In ihrem Buch „Speak Out! Die Kraft weiblicher Wut“ wirft die Autorin Soraya Chemaly die Frage auf, ob diese psychologischen Auswirkungen eine Folge von sogenannten Self-Silencing sind. Dieser Begriff ist von der Autorin Dana Crowley Jack und ihrem Werk „Silencing the Self – Women and Depression“ geprägt und bedeutet, dass Frauen sich aufgrund der geschlechtsspezifischen Erwartungen unserer Gesellschaft innerhalb intimer Beziehungen selbst zensieren und einschränken.
Self-Silencing stellt die Sorge um eine andere Person über das Wohl des eigenen Selbst und wirkt sich auf die psychologische Gesundheit von Frauen aus. Dieser Mechanismus beginnt bereits im Teenageralter. So schreibt Soraya Chemaly, dass wütende Mädchen im Schulalter dazu neigen, ihren Gefühlen keinen freien Lauf zu lassen, sondern sich zu verschanzen und Wege zu finden, ihre Interessen im Stillen zu wahren. Eltern sprechen mit ihren Töchtern mehr über Emotionen und verwenden eine breitere Palette von Wörtern für diese Emotionen.

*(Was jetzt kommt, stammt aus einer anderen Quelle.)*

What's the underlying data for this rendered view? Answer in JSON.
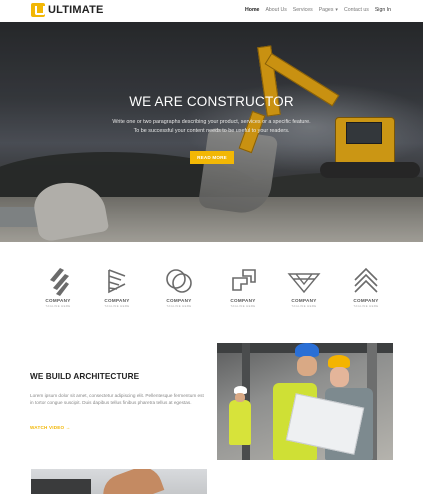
{
  "nav": {
    "logo_text": "ULTIMATE",
    "items": [
      "Home",
      "About Us",
      "Services",
      "Pages",
      "Contact us",
      "Sign In"
    ],
    "active": "Home"
  },
  "hero": {
    "title": "WE ARE CONSTRUCTOR",
    "text_line1": "Write one or two paragraphs describing your product, services or a specific feature.",
    "text_line2": "To be successful your content needs to be useful to your readers.",
    "button_label": "READ MORE"
  },
  "brands": [
    {
      "name": "COMPANY",
      "tagline": "TAGLINE HERE"
    },
    {
      "name": "COMPANY",
      "tagline": "TAGLINE HERE"
    },
    {
      "name": "COMPANY",
      "tagline": "TAGLINE HERE"
    },
    {
      "name": "COMPANY",
      "tagline": "TAGLINE HERE"
    },
    {
      "name": "COMPANY",
      "tagline": "TAGLINE HERE"
    },
    {
      "name": "COMPANY",
      "tagline": "TAGLINE HERE"
    }
  ],
  "architecture": {
    "title": "WE BUILD ARCHITECTURE",
    "text": "Lorem ipsum dolor sit amet, consectetur adipiscing elit. Pellentesque fermentum est in tortor congue suscipit. Duis dapibus tellus finibus pharetra tellus at egestas.",
    "link_label": "WATCH VIDEO →"
  },
  "colors": {
    "accent": "#f2b705",
    "text_dark": "#222222",
    "text_muted": "#888888"
  }
}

Die einzige Ausnahme sind negative Gefühle, zu denen Wut zählt.
Es gibt keinen Trainingsplatz für Wut
Wie kann eine Frau eine gute Beziehung zu sich und ihrer Wut aufbauen, wenn sie nie den Raum erhält, die eigene Art des Ärgers zu schmecken? Es gibt keinen Trainingsplatz der Wut, um die eigene Form kennenzulernen, zu fühlen, sie zu regulieren und als Werkzeug zu nutzen. Nur weil die Gesellschaft verlangt, dass Mädchen lieb und brav sein sollen, heißt es nicht, dass sie keine Wut empfinden. Sie ist da.
Wir lernen nur sehr früh, einen wichtigen Aspekt unserer Emotionsklaviatur zu kaschieren. Die Botschaft lautet, dass junge Mädchen und ihre Bedürfnisse, Gedanken und Belange irrelevant sind. Dass sie diese unterdrücken sollen. Sich selbst unterdrücken müssen. Nur so wird aus ihnen eine gute Frau. Eine, die nie wütend ist.

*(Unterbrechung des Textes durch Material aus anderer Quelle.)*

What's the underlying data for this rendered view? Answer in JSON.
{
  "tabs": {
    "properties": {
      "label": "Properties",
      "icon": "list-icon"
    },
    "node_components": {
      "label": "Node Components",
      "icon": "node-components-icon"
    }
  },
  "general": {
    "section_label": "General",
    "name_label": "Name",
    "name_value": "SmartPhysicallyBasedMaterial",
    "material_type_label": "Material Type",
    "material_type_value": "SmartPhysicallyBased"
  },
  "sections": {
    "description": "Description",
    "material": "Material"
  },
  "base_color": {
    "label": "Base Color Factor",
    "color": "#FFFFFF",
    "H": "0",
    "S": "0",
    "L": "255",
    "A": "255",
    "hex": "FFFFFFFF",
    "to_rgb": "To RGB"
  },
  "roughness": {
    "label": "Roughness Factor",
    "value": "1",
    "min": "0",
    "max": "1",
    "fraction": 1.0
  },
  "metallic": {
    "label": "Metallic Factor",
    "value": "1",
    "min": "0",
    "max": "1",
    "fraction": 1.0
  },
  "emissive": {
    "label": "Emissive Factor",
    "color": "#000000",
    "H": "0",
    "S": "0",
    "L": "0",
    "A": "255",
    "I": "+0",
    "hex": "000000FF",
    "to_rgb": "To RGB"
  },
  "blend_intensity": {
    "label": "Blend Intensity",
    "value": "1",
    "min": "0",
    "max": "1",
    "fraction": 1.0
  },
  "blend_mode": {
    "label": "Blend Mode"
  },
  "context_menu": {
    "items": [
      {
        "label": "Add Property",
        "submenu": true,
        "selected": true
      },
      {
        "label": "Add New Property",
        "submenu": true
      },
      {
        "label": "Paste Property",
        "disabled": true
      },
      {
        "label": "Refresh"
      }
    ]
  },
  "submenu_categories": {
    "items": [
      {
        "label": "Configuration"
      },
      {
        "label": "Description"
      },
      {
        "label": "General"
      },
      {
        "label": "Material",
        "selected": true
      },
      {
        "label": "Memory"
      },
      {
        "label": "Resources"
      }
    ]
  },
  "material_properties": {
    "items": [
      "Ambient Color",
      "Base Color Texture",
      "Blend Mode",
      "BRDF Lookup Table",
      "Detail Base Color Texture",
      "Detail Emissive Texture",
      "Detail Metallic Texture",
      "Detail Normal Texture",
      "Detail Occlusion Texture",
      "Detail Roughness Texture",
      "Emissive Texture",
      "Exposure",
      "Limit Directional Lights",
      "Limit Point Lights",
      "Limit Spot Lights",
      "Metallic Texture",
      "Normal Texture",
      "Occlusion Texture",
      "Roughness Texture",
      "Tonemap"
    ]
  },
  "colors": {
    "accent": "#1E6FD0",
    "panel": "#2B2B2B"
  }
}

Wenn Frauen trotzdem ihren Ärger ausdrücken, gibt es Mechanismen, um sie einzudämmen. Dann konzentriert man sich gern auf die Wut als Fakt – nicht auf den Grund dahinter. Wenn wir streiten, laut oder vielleicht sogar wütend werden, hören wir oft: „Man kann ja so nicht mit dir sprechen – du bist viel zu emotional.“ In diesem Prozess ist der Ausgangspunkt am Ende egal.

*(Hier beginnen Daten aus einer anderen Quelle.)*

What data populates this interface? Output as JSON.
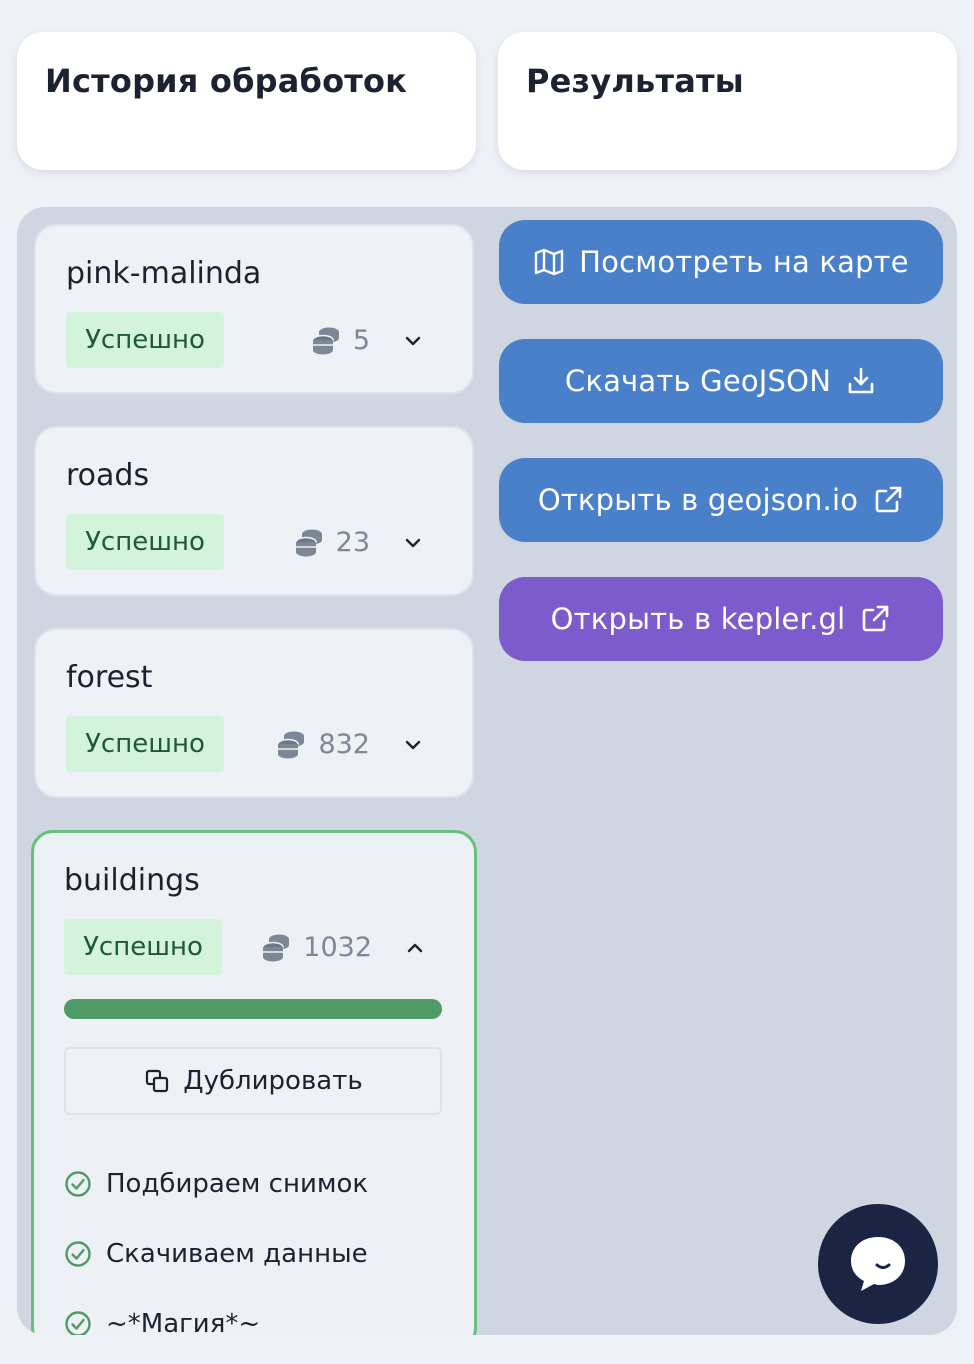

Dieses Phänomen hat einen Namen: Tone Policing. So wird es genannt, wenn eine völlig berechtigte Beschwerde wegen der Art und Weise, wie sie vorgebracht wird, als irrational abgestempelt wird. Wer sein Anliegen vernünftig und ruhig vorträgt, werde gehört, wird immer wieder von den Gesprächspartner:innen betont. Wer laut und wütend kritisiert, sei unkonstruktiv und irrational. Auf die eigentlichen Argumente wird nicht eingegangen.
Seit 1918 dürfen Frauen in Deutschland wählen. Gründe, warum sie es nicht dürfen sollten, wurden von Psychologen, Medizinern und Kirchenvertretern im 19. Jahrhundert reichlich vorgebracht: Das Hirn von Frauen sei zu klein, ihr Körper zu schwach, Mutterschaft und Haushalt entsprächen ihrer Natur sowie – und das ist mein liebstes Argument – Frauen seien einfach zu emotional für die Politik.
Um den Preußischen Innenminister Freiherr von Hammerstein zu zitieren: „Ich will nicht, dass Frauen in politischen Versammlungen mitreden. Ich glaube, es sähe traurig aus um unser preußisches Volk, um unseren preußischen Staat, wenn die leichte Erregsamkeit der Frauen in öffentlichen Versammlungen das Volk bewegen sollte.“
Wut ist theoretisch neutral. In der Realität allerdings nicht. Viele verschiedene Faktoren kommen zusammen, um weibliche Wut strukturell abzuwerten. Das vereinfacht es, sie zu ignorieren und zu verwerfen.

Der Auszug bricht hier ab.